Much of the manual effort in merchandising involves tasks such as:
rebuilding seasonal comparisons
exporting data for analysis
consolidating product updates across documents
preparing assortment presentations
communicating changes across teams
One example she shared illustrates how much time these activities can consume:
“We’re basically almost hiring an intern just to prepare weekly recap emails.”
When merchandising tools simplify these tasks, teams gain more time to focus on the decisions that shape the assortment: product architecture, option counts, assortment balance, and market relevance.
What Brands Should Look For in Merchandising Tools
Organizations evaluating merchandising software should focus on capabilities that support the core merchandising workflow.
Teams should be able to compare seasons easily.They should be able to build visual assortment views directly within the system.Regional teams should have visibility into global assortments.Option counts and assortment targets should be visible as the line develops.Merchandising, design, sales, and marketing teams should be able to collaborate using the same product context.
Equally important, the platform should allow teams to complete the analysis and decision-making process without leaving the system.
When teams must rely on external spreadsheets to evaluate the assortment, the merchandising workflow becomes fragmented.
Final Thought
The conversation reinforced a straightforward idea.
Merchandising teams benefit most from tools that support the way merchandising decisions actually happen.
They need visibility across categories, seasons, and regions.

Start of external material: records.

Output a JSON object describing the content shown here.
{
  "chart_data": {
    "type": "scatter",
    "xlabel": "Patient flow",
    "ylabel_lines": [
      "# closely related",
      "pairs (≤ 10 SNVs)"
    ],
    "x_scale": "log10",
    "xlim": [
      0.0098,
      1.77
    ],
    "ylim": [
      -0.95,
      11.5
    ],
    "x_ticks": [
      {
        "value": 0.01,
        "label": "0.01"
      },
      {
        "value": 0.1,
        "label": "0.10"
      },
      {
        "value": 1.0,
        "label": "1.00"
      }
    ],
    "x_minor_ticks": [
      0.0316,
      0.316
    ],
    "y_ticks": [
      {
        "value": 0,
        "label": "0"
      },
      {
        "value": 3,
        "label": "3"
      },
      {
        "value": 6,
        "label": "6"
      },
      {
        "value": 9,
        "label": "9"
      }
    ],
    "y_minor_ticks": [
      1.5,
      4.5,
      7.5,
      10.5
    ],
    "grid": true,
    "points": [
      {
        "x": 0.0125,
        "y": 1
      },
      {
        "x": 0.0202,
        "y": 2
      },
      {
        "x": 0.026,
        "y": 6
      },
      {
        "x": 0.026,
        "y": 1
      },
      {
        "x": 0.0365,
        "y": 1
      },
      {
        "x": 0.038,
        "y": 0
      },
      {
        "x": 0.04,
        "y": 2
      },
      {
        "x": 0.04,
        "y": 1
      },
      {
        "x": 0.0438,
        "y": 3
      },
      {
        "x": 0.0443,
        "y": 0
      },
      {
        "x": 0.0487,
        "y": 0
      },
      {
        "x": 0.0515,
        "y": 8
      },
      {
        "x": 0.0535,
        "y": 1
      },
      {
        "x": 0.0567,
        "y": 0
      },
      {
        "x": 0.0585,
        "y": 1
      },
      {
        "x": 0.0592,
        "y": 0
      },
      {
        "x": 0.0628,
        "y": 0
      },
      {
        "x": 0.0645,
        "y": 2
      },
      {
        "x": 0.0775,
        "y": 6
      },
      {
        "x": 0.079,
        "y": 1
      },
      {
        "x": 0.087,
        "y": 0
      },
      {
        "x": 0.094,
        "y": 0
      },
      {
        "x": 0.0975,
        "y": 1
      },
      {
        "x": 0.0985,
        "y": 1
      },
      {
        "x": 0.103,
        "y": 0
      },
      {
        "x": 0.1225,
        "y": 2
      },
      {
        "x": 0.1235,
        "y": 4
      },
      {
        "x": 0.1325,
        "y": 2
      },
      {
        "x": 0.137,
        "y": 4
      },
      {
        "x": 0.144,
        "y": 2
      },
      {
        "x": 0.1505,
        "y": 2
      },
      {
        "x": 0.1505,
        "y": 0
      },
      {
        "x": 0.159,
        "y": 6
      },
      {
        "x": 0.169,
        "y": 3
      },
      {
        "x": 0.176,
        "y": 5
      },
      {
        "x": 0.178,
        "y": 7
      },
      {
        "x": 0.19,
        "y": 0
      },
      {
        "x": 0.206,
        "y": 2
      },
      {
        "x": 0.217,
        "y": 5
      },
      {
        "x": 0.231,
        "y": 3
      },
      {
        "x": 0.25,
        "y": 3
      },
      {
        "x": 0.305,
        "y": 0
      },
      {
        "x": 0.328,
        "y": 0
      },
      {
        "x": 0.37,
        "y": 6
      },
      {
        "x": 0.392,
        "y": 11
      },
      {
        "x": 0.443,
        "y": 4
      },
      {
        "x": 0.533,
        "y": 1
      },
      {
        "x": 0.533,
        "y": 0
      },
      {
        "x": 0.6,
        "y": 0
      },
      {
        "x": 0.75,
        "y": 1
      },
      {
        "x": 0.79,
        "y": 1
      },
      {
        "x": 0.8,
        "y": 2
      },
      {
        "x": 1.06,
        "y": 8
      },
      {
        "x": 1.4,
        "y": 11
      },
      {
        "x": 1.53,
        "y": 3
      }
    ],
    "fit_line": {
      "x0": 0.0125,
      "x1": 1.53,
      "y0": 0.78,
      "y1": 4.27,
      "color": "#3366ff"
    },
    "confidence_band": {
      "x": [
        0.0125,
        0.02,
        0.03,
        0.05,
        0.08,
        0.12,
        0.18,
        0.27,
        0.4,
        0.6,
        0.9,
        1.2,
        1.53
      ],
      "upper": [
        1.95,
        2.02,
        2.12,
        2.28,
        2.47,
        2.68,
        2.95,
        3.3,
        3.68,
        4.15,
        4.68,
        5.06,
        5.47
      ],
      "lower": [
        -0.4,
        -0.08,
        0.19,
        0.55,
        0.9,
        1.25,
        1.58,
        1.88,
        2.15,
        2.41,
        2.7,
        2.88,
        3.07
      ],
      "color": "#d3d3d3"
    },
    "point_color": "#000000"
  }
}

They need flexible views of the assortment and the ability to compare past and future collections easily.
At the end of the conversation, she summarized the experience in one sentence:
“It seems like all the decisions could be solved easily with a tool like this.”
Clear visibility allows merchandising teams to spend less time reconstructing data and more time shaping the assortment.
And that is ultimately the purpose of effective merchandising tools.